Thermal photons from a modern hydrodynamical model of heavy ion collisions

Jean-Francois Paquet (Stony Brook)

Early fluid-dynamical calculations of direct photon spectra and momentum anisotropy were found to be systematically smaller than measurements from the RHIC and the LHC, an observation that became known as the "direct photon puzzle". I will show that the use of a modern hydrodynamical model of heavy ion collisions and of the latest photon emission rates greatly improves agreement with both ALICE andPHENIX data, supporting the idea that thermal photons are the dominant source of direct photon momentum anisotropy in heavy ion collisions. The event-by-event hydrodynamical model used includes, for the first time, both shear and bulk viscosities, along with second order couplings between the two viscosities. Calculations using different photon emission rates will be shown, including one that takes into account the effect of confinement on photon emission. The effect of both shear and bulk viscosities on the photon rates will be shown to have a measurable effect on the photon momentum anisotropy.

Oct 05, 2015

Hydrodynamics and eta/s in Strongly Correlated Electron Systems

Jon Rameau (BNL)

Perfect fluids are characterized as having the smallest ratio of shear viscosity to entropy density, η/s, consistent with quantum uncertainty and causality. So far, nearly perfect fluids have only been observed in the quark-gluon plasma and in unitary atomic Fermi gases, exotic systems that are amongst the hottest and coldest objects in the known universe, respectively.
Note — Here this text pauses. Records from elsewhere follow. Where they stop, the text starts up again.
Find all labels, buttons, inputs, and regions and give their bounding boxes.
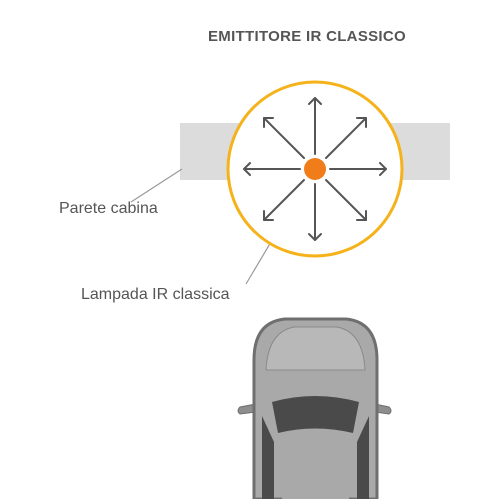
diagram-title: EMITTITORE IR CLASSICO bbox=[208, 28, 406, 45]
radiation-arrows bbox=[243, 97, 387, 241]
radiation-arrow-icon bbox=[329, 162, 387, 176]
infrared-lamp-icon bbox=[304, 158, 326, 180]
car-icon bbox=[237, 317, 392, 501]
radiation-arrow-icon bbox=[325, 179, 367, 221]
ir-lamp-label: Lampada IR classica bbox=[81, 286, 230, 303]
radiation-arrow-icon bbox=[308, 183, 322, 241]
radiation-arrow-icon bbox=[263, 117, 305, 159]
radiation-arrow-icon bbox=[263, 179, 305, 221]
radiation-arrow-icon bbox=[325, 117, 367, 159]
cabin-wall-label: Parete cabina bbox=[59, 200, 158, 217]
radiation-arrow-icon bbox=[243, 162, 301, 176]
radiation-arrow-icon bbox=[308, 97, 322, 155]
wall-leader-line bbox=[130, 168, 183, 203]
We use angle resolved photoemission spectroscopy to measure the temperature dependence of an electronic analog of η/s in an optimally doped cuprate high-temperature superconductor, finding it too is a nearly perfect fluid around, and above, its superconducting transition temperature Tc.

Sep 21, 2015

New theoretical developments on search for QCD critical points

Yi Yin (BNL)

Fluctuations of conserved quantities are important indicators of QCD critical point. We have derived a set of equations describing the real time evolution of non-Gaussian fluctuations in QCD critical regime by taking both universal equilibrium properties and universal non-equilibrium physics into account. We have applied our equations to model Beam energy scan program in heavy-ion collision experiment and illustrate importance of memory effect on search for QCD critical point. Finally, I will discuss possible divergence of heavy quark diffusive constant near QCD critical point and its phenomenological importance.